Oh the accents all sound okay, as far as we could really know today. Not too many examples of the spoken voice from that period will have survived, I imagine. But all four of my grandparents were born in the late 1870s so that's only two generations back for me, and not that much difference in our London accents.
However, 20th century slang (if I recognised it) and the much older, formal turns of phrase (which I do recognise), seem equally out of place. I can overlook it too, although I thought I heard Drake say "God's teeth!" or "Odds teeth" at one point, and I was just waiting for Reid to come out with "Odds bodkins" or "Zounds!".
__________________ "Comedy is simply a funny way of being serious." Peter Ustinov
I watched season 5 today. 6 episodes.
Apparently this was the final season.
It did get quite convoluted further in with plenty of suspension of disbelief needed. As do nigh on all series that have so many seasons. The only way to try to avoid that convolution would be if a series' producers could write every episode at the start. That just doesn't happen with TV these days.
I have seen most of Series 4-- except, it seems, the final episode. (I suspect BBCA either failed to air it here, or we somehow missed it, but the last I remember is Drake's wife screaming when she sees the supposedly-dead consort of Dr. Jackson staring in at their baby in Drake's home.)
This left me quite confused when we began watching Series 5, which is currently airing here.

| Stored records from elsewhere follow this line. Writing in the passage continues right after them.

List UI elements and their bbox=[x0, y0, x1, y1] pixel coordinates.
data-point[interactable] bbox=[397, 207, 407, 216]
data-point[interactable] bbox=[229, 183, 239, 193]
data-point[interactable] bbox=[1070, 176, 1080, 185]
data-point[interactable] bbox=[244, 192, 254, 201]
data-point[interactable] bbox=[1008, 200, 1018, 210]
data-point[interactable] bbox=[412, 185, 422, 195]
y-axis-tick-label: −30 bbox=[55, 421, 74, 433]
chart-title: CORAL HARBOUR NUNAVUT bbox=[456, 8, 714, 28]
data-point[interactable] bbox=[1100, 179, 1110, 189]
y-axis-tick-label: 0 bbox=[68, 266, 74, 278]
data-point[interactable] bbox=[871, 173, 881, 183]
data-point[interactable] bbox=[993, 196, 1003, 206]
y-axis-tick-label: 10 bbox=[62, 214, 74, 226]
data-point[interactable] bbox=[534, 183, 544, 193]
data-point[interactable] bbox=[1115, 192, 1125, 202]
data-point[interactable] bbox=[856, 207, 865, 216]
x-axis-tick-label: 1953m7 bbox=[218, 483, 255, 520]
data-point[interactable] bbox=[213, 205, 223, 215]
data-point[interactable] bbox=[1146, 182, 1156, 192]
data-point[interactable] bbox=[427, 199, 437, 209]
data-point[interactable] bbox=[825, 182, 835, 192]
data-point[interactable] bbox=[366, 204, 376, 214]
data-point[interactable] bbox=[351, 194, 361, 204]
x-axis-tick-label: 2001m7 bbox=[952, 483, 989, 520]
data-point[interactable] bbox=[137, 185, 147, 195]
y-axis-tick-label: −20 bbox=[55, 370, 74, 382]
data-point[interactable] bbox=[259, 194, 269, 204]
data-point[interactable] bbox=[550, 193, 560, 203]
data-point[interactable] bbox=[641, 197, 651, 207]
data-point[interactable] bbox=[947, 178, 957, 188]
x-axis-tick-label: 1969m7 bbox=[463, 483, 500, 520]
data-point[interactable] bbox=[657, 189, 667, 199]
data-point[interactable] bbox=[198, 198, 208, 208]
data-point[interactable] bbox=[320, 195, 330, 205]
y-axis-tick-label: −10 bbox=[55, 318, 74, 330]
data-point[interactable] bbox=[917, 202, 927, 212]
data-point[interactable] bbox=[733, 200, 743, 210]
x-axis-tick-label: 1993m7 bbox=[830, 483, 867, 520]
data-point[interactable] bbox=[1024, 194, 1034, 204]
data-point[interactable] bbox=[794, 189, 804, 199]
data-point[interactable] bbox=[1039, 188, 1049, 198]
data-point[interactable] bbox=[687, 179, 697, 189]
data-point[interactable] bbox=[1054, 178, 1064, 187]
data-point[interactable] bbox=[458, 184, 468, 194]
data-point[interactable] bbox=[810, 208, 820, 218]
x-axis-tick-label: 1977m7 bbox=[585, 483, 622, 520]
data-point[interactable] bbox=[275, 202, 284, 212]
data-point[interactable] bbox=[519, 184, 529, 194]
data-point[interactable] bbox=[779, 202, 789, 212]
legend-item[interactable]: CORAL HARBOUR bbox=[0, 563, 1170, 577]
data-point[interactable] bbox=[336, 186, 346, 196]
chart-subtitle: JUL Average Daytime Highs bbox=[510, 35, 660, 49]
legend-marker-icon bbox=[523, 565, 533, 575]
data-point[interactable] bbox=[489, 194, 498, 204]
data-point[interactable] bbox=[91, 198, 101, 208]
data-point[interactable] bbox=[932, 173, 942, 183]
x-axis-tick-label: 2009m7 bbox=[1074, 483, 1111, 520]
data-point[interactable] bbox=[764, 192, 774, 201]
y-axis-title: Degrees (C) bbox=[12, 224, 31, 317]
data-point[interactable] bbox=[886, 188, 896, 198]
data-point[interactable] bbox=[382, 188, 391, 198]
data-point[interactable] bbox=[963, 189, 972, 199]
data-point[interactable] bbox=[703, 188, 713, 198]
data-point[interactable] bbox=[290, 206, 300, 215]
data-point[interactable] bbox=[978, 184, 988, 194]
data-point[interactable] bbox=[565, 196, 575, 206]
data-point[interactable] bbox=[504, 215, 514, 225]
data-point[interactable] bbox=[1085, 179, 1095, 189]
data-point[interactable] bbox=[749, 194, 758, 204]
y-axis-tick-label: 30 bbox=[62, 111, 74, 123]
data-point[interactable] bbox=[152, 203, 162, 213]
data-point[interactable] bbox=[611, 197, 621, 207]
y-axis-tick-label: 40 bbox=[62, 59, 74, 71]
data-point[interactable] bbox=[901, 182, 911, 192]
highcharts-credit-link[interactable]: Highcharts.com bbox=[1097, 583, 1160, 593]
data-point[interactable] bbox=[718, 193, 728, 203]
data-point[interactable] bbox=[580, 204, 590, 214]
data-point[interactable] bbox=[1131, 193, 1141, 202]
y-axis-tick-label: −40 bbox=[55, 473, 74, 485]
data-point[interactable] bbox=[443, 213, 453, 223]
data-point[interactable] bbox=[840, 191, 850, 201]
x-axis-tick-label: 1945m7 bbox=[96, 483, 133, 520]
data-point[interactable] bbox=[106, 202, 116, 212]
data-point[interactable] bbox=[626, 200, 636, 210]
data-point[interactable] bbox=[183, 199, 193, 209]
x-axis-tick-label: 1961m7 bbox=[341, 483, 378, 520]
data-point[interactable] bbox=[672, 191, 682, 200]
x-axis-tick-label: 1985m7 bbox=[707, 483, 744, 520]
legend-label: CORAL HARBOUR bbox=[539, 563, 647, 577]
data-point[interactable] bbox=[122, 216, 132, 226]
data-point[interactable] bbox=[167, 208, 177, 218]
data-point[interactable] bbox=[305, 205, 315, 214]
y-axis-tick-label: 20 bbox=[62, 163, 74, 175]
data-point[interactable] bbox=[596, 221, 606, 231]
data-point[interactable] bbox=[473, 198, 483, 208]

I'm not sure what to make of our heroes on the lam (as American gangsters used to say), the secret of the man in the locked-up cellar-room discovered, Reid's daughter distanced from him, and that slimeball in charge of H Division. And the dude with the brother who gets "urges" to kill, so they've isolated him in a cottage on the moors. Weird.
Still a pretty interesting show, though (even though I think I'm missing something...)
--------------- Von Konigswald: Jack the Ripper plays shuffleboard. -- Happy Birthday, Wanda June by Kurt Vonnegut, c.1970.